Avec l'arrivée de la nouvelle réglementation en MotoGP, il a été proposé de n'avoir recours qu'à une moto sur la première partie du week-end. Un constructeur a fait avorter le projet.
Le projet de moto unique en MotoGP ne verra finalement pas le jour. Initiée par les constructeurs italiens, la proposition visait à n'avoir qu'une moto sur l'ensemble du week-end. Une contre-proposition permettait d'avoir deux motos à partir des qualifications. L'idée derrière celle-ci était de réduire les coûts.

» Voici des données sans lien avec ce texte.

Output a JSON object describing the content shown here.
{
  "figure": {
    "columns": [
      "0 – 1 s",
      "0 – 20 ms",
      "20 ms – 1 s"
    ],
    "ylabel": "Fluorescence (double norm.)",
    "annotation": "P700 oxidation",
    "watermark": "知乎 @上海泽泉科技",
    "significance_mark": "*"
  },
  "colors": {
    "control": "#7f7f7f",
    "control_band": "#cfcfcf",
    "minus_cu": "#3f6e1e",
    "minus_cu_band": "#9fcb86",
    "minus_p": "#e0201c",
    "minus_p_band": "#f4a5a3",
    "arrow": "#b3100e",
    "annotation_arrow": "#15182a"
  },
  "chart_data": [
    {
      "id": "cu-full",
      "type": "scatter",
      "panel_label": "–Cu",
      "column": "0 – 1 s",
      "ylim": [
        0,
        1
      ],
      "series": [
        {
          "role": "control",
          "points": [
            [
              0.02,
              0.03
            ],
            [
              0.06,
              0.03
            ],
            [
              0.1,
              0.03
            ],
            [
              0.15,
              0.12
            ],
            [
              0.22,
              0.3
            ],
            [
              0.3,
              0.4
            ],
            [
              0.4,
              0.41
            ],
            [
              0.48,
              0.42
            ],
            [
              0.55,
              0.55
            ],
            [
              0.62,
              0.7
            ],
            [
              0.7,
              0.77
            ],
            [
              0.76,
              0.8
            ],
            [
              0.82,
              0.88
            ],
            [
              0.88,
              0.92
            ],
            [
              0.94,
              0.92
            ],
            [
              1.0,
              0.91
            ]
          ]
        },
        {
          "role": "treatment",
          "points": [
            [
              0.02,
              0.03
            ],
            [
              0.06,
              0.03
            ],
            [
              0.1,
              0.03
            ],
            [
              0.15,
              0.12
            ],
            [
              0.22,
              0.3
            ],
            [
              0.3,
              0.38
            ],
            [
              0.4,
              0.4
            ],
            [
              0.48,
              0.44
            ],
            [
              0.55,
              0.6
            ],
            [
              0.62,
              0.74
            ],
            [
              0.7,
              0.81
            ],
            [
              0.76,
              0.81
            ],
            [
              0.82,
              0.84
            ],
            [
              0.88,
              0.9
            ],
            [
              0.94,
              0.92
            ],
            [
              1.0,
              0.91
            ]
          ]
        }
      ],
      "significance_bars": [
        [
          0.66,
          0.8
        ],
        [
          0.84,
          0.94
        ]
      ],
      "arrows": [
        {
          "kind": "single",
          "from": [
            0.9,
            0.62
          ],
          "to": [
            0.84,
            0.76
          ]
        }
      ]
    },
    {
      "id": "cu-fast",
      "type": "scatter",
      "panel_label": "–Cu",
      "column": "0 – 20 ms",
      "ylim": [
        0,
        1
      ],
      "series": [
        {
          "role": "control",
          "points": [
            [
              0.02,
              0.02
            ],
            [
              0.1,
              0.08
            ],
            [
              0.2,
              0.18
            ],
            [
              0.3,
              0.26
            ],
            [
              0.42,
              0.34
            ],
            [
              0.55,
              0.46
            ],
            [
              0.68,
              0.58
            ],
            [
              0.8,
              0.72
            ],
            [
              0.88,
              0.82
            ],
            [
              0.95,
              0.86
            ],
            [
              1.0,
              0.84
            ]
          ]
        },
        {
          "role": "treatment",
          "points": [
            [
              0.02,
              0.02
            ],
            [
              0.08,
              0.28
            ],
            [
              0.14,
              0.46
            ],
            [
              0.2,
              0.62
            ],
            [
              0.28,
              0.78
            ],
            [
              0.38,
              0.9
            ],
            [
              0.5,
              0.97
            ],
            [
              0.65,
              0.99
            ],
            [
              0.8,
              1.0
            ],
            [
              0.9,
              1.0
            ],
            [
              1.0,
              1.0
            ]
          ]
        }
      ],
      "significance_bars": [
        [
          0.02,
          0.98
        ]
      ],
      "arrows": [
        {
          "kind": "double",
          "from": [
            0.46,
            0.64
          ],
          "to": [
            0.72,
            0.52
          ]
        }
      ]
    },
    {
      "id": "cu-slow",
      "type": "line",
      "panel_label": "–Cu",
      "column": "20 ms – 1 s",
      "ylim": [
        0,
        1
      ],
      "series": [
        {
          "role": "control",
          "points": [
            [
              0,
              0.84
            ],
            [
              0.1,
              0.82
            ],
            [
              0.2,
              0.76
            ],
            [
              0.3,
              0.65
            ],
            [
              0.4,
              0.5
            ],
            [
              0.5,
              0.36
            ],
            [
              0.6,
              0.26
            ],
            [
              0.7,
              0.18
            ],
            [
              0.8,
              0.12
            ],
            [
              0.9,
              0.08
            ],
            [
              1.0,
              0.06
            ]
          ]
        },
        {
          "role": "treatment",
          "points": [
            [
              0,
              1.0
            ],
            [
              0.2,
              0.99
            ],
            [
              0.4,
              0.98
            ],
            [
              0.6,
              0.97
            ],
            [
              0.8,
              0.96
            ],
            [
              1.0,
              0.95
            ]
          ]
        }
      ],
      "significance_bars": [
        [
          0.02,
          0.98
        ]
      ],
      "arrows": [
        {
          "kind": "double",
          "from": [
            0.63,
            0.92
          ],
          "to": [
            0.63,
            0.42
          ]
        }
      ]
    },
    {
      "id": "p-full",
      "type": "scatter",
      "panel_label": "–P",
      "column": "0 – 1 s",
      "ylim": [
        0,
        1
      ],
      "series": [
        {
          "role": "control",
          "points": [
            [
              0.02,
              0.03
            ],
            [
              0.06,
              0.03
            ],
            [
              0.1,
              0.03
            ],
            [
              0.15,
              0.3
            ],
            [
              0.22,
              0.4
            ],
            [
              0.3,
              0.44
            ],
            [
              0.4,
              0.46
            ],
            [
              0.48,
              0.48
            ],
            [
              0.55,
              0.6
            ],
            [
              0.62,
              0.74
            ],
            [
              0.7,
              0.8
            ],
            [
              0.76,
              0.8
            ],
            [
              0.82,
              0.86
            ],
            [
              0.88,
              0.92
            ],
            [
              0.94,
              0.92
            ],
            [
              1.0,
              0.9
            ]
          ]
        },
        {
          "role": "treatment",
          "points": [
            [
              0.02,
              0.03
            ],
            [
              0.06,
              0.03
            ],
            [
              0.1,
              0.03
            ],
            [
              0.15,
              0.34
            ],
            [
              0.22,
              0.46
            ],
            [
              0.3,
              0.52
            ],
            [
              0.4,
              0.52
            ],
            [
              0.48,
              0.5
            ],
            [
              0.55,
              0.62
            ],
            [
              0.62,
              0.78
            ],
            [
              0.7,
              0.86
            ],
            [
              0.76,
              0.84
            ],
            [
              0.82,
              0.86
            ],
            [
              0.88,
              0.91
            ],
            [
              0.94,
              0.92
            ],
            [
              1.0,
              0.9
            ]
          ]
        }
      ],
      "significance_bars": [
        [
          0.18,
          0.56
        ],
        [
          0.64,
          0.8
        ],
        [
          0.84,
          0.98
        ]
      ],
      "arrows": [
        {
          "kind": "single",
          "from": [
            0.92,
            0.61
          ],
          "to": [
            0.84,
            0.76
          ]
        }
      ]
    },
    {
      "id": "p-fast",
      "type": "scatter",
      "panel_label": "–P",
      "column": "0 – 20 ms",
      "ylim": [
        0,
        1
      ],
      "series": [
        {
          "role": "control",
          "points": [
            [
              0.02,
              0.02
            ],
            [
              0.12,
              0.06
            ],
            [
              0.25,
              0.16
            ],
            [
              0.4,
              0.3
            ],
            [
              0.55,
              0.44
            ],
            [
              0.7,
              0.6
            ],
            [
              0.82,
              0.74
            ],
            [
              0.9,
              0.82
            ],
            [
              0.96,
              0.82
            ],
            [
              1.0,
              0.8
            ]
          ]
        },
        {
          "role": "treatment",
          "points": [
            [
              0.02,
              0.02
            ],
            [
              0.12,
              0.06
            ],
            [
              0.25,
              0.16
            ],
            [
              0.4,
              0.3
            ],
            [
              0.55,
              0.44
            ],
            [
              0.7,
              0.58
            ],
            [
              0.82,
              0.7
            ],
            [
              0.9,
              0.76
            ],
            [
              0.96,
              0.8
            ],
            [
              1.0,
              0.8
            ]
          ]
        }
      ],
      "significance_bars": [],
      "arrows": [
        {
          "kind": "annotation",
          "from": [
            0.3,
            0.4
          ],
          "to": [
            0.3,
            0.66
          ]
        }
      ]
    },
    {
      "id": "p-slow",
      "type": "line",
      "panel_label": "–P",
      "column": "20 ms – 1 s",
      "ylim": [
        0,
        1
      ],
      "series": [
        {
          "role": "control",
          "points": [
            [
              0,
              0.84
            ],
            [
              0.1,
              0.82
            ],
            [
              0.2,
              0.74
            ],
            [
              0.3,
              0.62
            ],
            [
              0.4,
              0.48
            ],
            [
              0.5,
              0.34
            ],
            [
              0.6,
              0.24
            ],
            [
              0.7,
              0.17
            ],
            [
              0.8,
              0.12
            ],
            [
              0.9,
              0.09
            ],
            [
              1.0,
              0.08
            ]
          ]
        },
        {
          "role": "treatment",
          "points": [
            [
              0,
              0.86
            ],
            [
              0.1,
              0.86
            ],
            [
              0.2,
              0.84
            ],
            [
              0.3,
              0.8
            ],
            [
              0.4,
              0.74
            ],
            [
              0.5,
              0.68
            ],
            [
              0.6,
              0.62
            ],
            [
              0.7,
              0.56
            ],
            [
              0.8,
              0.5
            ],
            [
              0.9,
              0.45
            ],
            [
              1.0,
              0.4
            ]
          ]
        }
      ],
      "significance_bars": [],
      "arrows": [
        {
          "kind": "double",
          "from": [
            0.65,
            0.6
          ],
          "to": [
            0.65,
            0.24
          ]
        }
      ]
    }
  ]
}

Cependant, elle avait de lourdes conséquences. Une chute pendant les essais aurait pu contraindre un pilote à interrompre la séance le temps des réparations. Un incident lors des qualifications aurait pu compromettre définitivement la séance. Le cas du warm-up était encore plus délicat : des dégâts importants sur la moto auraient même pu empêcher le pilote de participer au Grand Prix. Avec la première proposition, les courses flag-to-flag auraient été impossibles.
Avec tous les constructeurs débutant en 2027 au même niveau de concession, la règle de la moto unique pourrait limiter la capacité des constructeurs de combler tout écart de performance, puisque les pilotes ne seraient pas en mesure d'effectuer des essais consécutifs de nouvelles pièces ou de nouveaux réglages pendant les essais.
KTM dit non à la moto unique
A Silverstone, les discussions se sont intensifiées. Selon El Periódico, KTM s'est opposé à l'idée avancée par Aprilia et Ducati. Pourtant, dans les premiers temps, le constructeur autrichien ne s'est pas opposé à l'idée, alors que les constructeurs japonais étaient indécis.
Finalement, KTM a dit non lors d'un volte-face à Assen, aux Pays-Bas. Honda, sous l'impulsion d'Alberto Puig, a décidé de soutenir le maintien à deux motos. Mais cela n'a pas arrêté le MSMA, association des constructeurs. Une personne aurait tenté de faire valoir qu'une majorité suffisait à adopter la proposition. Mais Carmelo Ezpeleta, PDG du MotoGP, a tenu à rappeler la règle : "l'unanimité signifie 'sans désaccord, à l'unanimité', c'est-à-dire cinq sur cinq".